新インターン始動 5日間以上/半分は実習 キャリア形成とマッチング

 国が新たに定義したインターンシップが本年度スタートし、静岡県内でもより実践的なカリキュラムを導入する企業が出始めた。実施期間は5日間以上、日程の半分以上を職業実習に当てる-など、要件を満たせば企業はインターンで得た学生の情報を採用の広報や選考に活用できる。キャリア形成と人材のマッチングを支援する仕組みだが、制度の周知は進まず定着にはまだ課題も多い。

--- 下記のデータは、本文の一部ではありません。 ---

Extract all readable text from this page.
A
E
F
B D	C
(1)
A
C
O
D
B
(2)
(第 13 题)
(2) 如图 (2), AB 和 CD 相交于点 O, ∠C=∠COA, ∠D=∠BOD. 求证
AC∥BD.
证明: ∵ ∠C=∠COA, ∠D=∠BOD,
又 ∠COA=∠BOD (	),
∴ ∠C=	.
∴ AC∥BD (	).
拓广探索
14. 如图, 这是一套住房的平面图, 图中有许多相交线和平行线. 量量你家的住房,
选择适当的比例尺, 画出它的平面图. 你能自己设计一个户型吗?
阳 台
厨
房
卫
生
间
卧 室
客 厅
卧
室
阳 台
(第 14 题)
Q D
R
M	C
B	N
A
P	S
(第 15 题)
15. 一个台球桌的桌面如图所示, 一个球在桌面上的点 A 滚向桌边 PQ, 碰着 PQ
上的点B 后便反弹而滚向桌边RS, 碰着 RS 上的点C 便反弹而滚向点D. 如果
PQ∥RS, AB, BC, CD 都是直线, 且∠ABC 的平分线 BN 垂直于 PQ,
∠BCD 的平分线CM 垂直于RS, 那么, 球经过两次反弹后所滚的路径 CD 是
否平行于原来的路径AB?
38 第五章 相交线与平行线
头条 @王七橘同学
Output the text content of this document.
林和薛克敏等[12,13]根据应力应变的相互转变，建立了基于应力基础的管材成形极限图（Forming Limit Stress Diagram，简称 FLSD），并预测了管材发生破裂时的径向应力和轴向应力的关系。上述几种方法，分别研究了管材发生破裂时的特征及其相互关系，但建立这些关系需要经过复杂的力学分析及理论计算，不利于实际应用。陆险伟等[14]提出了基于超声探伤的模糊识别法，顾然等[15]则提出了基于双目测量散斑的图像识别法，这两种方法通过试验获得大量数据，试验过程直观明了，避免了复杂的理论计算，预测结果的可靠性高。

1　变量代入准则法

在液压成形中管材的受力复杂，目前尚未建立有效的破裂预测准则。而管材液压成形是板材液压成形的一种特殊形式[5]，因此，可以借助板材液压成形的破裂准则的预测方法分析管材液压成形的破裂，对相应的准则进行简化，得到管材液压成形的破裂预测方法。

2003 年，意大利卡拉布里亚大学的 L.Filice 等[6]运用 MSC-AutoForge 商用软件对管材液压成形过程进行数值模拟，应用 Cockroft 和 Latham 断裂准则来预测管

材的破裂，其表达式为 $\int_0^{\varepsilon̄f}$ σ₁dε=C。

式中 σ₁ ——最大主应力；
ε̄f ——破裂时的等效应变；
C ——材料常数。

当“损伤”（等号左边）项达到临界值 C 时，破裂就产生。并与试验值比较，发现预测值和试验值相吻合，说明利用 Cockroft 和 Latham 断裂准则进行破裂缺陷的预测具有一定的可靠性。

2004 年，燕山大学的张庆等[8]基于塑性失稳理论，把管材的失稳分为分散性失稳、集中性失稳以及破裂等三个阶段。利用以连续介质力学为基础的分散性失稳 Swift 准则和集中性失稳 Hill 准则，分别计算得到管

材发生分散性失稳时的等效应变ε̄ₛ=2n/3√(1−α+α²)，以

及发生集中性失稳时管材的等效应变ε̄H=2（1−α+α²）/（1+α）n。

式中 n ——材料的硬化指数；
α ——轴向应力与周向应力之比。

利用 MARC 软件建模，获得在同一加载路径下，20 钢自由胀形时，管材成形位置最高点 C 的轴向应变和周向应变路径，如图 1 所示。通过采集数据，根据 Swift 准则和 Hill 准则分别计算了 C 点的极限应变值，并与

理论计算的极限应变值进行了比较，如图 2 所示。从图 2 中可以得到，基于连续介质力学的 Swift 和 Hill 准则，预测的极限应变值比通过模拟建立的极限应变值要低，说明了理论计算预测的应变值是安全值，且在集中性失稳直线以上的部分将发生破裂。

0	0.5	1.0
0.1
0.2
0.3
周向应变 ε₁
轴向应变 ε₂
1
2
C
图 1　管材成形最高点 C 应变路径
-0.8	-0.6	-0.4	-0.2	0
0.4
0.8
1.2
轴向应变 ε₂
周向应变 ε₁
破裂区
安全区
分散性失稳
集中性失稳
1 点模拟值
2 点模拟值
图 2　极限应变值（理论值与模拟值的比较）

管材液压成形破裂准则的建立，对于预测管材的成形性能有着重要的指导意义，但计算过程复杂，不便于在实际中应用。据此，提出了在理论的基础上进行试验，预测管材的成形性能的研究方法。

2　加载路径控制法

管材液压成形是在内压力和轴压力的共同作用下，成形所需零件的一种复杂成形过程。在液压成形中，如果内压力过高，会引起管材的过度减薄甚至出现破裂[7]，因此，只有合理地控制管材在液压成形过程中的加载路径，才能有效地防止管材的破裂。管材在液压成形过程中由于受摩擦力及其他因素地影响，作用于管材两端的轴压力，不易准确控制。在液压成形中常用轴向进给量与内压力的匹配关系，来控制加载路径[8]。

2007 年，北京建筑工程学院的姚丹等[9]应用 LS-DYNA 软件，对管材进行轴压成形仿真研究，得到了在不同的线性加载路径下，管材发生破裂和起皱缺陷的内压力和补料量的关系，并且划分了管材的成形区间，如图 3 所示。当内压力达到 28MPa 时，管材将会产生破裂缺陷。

職場での実務体験に取り組む学生(右)=8月中旬、静岡市駿河区のしずおか焼津信用金庫丸子支店
職場での実務体験に取り組む学生(右)=8月中旬、静岡市駿河区のしずおか焼津信用金庫丸子支店

 しずおか焼津信用金庫(静岡市葵区)は8月中旬、本年度のインターンシップを実施した。金融業務の基礎的座学とグループワークが2日間、各支店での実務体験が3日間。同市駿河区の丸子支店では学生が開店から閉店までを経験し、窓口や営業などを担当する若手職員の指導で接客や外回りなどに取り組んだ。常葉大経営学部3年の杉山悠さん(21)は「充実した実習で理解が深まった。地元出身なので地域に役立つ職に就きたい」と語った。
 新たなインターンシップは文部科学、厚生労働、経済産業の3省合意に基づいて要件を定めた。その要件を満たさなければ「インターンシップ」とされず、売り手市場の中で有望な就活生との距離を縮める機会や利点を生かし切れない。
 同金庫が要件を満たす内容に組み直して学生を募ったところ、定員10人に対して15人の応募があった。人事担当者は「学生とより深く知り合う良い機会になった」と手応えを強調する。
 裾野市に拠点を持つ矢崎総業も今夏、5日間のインターンシップを実施した。3日間を実務体験に充て、機械系や情報系などのコースごとにカリキュラムを組んだ。担当者は「仕事を深く知ってもらい入社後のミスマッチを防ぎたい。定員はいっぱいで、学生の評判も上々」と語る。
 静岡市などに事業所を置く介護総合支援「インフィック」(東京)は、年度内にインターンシップを実施する方向で調整を進める。1日間の短期メニューなども織り交ぜつつ、「学生のニーズに合った内容を用意する。職場の雰囲気を感じ取ってほしい」という。浜松市の杏林堂薬局も5日間を含めた複数の日程を設定し、「それぞれに応じたスキルアップを支援したい」としている。
 (経済部・金野真仁)

内容「知らない」7割 中小、導入限定的か 
 今夏に本格化した新たなインターンシップは、県内で制度内容の周知が行き届いていない。地元経済団体や大学などで組織する「しずおか産学就職連絡会」の調査で、回答した県内377社のうち国が定めた新要件を「知らない」と答えたのは39・0%。要件の変更は知っていても「内容はよく分からない」は33・7%で、計7割以上が理解不十分だった。
 制度内容を理解する27・3%の企業のうち、新たなインターンに「変更する」のは22・6%にとどまった。「まだ分からない」は47・2%、「変更しない」は30・2%。県中部の宿泊業の担当者は「5日間は長すぎて学生たちに敬遠されないか。従来と同じ方式を続ける予定」と語る。
 同連絡会の事務局を務める就職支援財団の鈴木寿彦理事長は、新たなインターンシップが企業、学生双方に及ぼす負担の大きさに触れ、「すぐに浸透させるのは難しい。特に対応できる中小企業は限定的だろう」とみる。